Since first seeing Donnie Darko I'd read a lot about how the backers toned down the sci-fi element because they wanted the retro 80s love story and characters to be the focus. Consequently the cinema release had almost nothing about the old woman and former science teacher (that made sense) or the book she wrote about time travel.

It was just the story of a lonely, depressed kid (Gyllenhaal in his breakout role) embarking on a tentative relationship with new girl in town Gretchen (Malone), a motivational speaker with a dark secret (Swayze) and a dedicated teacher trying to hold it together (Barrymore, who bankrolled it).

Some of the sci-fi trappings they did leave in (like the long, Abyss-like snakes of supercharged air extending from the characters chests) ended up nonsensical and ridiculous, with no context in the rest of the story. They were the anchors missing the premise they were supposed to be holding together.

But now I've seen it the way Kelly intended, with the entire time travel theory undercurrent, I can finally see the brilliance. With the mythology of Grandma Death's theories of time travel and the figures that enable it like the Manipulated Living, the Manipulated Dead, etc, everything from Gretchen (Malone) to Frank the bunny (Duval) makes sense instead of – in the latter case – just being cool visuals.

In fact, the more cohesive story gives Kelly's dark, imaginative visuals much more emotional heft.

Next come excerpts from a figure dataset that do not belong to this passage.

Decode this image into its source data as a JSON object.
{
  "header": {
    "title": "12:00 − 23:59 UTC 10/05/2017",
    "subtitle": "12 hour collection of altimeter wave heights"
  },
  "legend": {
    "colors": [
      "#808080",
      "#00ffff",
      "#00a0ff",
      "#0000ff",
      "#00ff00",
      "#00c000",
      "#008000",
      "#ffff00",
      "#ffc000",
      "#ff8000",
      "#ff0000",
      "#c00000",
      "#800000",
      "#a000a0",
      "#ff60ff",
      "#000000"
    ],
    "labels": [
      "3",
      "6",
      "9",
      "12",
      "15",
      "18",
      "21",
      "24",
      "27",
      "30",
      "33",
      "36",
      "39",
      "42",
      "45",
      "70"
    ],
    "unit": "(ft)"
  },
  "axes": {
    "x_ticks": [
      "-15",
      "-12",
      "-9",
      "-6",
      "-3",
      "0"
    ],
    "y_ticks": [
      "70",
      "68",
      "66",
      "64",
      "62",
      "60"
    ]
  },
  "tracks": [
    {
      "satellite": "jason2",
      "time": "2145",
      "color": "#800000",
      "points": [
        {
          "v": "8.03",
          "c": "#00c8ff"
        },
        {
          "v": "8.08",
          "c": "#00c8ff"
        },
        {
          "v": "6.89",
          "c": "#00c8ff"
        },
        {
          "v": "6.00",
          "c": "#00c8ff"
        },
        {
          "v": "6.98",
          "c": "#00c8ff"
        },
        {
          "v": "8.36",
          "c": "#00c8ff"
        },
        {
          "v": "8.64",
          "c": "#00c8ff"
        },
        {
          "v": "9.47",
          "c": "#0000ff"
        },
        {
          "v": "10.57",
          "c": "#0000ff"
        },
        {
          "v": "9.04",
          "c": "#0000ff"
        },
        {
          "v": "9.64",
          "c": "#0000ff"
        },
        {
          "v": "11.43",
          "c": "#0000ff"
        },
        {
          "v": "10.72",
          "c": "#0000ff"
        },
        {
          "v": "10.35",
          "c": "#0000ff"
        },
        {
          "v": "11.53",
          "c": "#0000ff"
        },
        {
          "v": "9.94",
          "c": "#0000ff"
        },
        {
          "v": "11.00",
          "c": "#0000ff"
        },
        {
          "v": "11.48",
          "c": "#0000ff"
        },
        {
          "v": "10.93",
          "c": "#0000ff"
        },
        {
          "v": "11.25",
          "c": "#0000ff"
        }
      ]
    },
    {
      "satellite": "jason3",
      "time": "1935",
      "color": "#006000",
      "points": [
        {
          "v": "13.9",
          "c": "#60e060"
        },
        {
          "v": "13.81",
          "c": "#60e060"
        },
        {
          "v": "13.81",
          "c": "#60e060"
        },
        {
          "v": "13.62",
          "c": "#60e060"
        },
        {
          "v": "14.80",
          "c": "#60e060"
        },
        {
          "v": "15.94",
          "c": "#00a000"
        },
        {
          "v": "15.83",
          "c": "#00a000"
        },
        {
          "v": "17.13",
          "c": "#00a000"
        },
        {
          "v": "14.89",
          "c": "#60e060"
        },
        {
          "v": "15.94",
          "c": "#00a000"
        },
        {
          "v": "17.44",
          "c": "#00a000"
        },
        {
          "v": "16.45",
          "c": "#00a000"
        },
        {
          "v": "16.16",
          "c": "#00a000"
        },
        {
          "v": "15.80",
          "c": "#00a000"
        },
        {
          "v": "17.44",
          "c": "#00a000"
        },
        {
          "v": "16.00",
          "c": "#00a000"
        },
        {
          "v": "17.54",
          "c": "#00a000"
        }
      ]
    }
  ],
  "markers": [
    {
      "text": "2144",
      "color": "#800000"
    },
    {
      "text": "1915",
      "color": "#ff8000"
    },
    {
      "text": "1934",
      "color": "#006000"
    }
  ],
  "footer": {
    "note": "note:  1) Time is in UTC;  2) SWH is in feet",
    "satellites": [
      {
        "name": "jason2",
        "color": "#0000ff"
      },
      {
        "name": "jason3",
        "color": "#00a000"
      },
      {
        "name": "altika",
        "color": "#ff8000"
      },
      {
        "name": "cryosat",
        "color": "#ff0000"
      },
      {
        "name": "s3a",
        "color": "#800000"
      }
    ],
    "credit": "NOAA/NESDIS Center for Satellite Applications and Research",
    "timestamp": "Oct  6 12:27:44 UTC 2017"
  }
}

Scenes like the one of Donnie tapping the knife against the bedroom mirror are scarily, moodily lit, the ominous sound effects completing the sense of menace and drawing you right in.

I'm sure if you sat down and plotted everything from the appearance of the plane engine to the reveal about Frank's origins you'd find holes like you would any time travel story. But like Primer, you have a good sense the pieces work.

The plot (if you don't know) is as simple as it is endlessly complex. It's the late 80s, and when a plane loses its engine mid-flight it falls through a sort of portal into the past, landing in the bedroom of troubled teen Donnie. Donnie isn't in his room at the time, because a phantom voice has called him out to the backyard, a mysterious figure in a bunny costume that has the face of an evil demon. The bunny's whispered voice tells Donnie the world will end in 28 days.

What you don't know is that Donnie should have been in his room. That he wasn't is both the cause and effect of the rift in time that saves him, creating an alternate reality that will destroy the world unless he can undo it in time and put things back to rights. The theatrical version didn't even hint at such a protagonist's journey.

It would have been a cool enough time travel story in itself, but Kelly's such a great visualist he puts it in a unique and realistic period setting rather than jokey, slapstick 80s of Hot Tub Time Machine, and he has a solid grasp on the dark and moody.